Предыстория (Короткевич) - страница 126

«Не надо, ребята, завяжите глаза своему выродку, когда будете расстреливать его, — он-то побоится взглянуть в черные дырки ружей. Сделайте одолжение в последний раз взглянуть на свое небо. Вы свое, наверное, увидите».

Страшно все-таки умирать. Ведь ничего не будешь чувствовать, не будешь видеть родного лица жены. Чистая моя, дорогая женщина, которую он от любви так долго не мог взять. Ясонька моя, как-то ты примешь мой конец, должно быть, гордо, только прости меня за то, что я не остался с тобой тогда, что я, торопясь к товарищам, не так нежно поцеловал тебя в последний раз. В этом поцелуе было больше нежности, чем в сотне других.

Прости меня, моя любовь, за то, что я разбил тебе сердце. Я не мог иначе.

Я не мог бы жить, чувствовал бы себя подло, глядя в глаза моему народу, перестал бы любить себя, и тогда наша любовь имела бы более печальный конец, чем сейчас. Как все-таки хорошо любить себя и знать, что любишь не напрасно! И как хорошо больше всего на свете любить тебя, нежную, сильную женщину.

«Цельтесь лучше, хлопцы, избавьте меня от лишних мучений».

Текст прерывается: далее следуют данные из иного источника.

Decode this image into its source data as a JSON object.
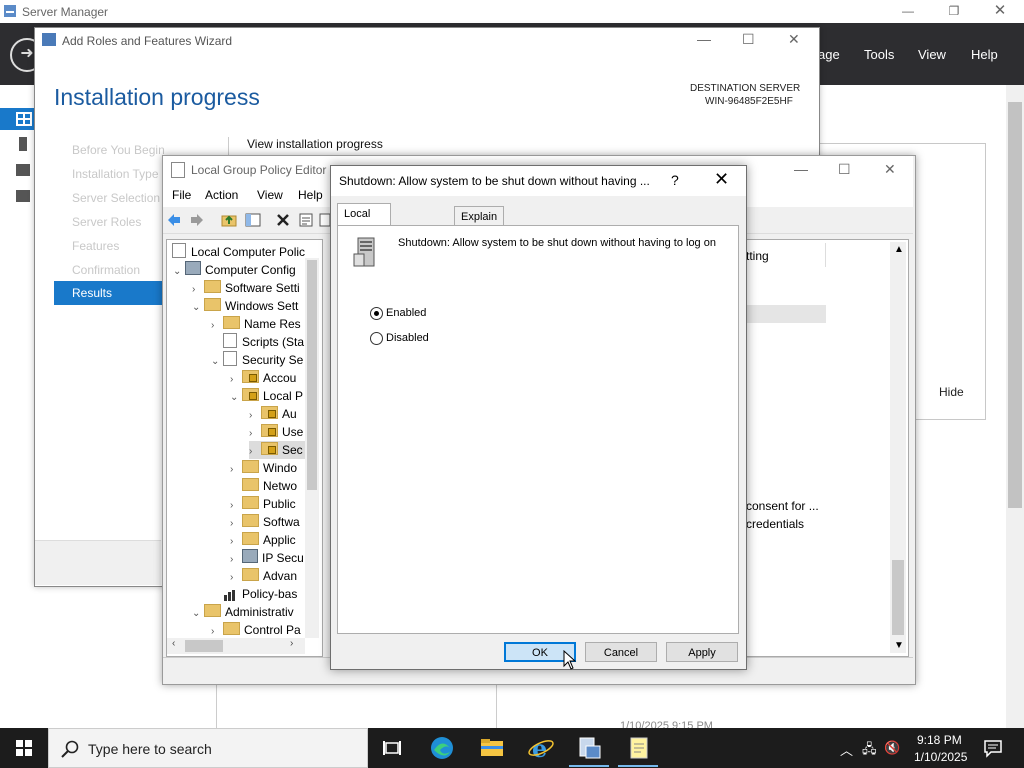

Штыки как точки блестящие. Интересно. Ожгло грудь, но он устоял, и как видение возник перед ним офицер с пушистыми усами, выстреливший в него из пистолета. Попал в живот. Боль, какая боль… «Слушай, ты, душа продажной девки под мундиром. Если взялся стрелять, то стреляй толком. Когда мы будем расстреливать тебя, сделаем это проворнее, не будем долго мучить тебя, гуманист».

Еще залп, мир завертелся. Завеса окутывает его со всех сторон. Конец.

Черная пустота вокруг.

* * *

Странно, почему это так тихо, так темно вокруг, и тишина, звеня, вливается тебе в уши, как вода в кувшин. Что-то страшное, тяжелое и легкое навалилось, обволокло со всех сторон и красными губами тянется к сердцу.

Ах, как это можно не догадаться сразу. Ночь над землей. Понятно, после этого боя над Родиной ночь. Беларусь, родная моя земля. Как люди хотят счастья.

А я плачу, мне ничего не нужно, только капельку счастья для тебя, моя милая.

Какой туман, какой мрак. И это страшное… Душит. Это он, там, во дворце, не то офицер, не то кто-то еще выше, но с его душой.

«Великия и малыя и белыя… белыя». Врешь. Черной стала от тебя наша земля, одна душа белая осталась, но она тебе не подвластна. Душит… Задыхается во тьме человек, и кругом ложь, ложь, ложь. Как тяжело жить людям…

Кровь… кровь и навоз в душе… и никто не плачет над пожарищем… В душу… плюнули. Нельзя жить… Нельзя. А мир смеется, как клоун… а на душе за румянами темно. Иуды… Продан мир, холод, холодно на душе. И разноцветные круги перед глазами… Ду-у-у-шно. Друзья, любимая моя, светлая головка. Душно. Мрак.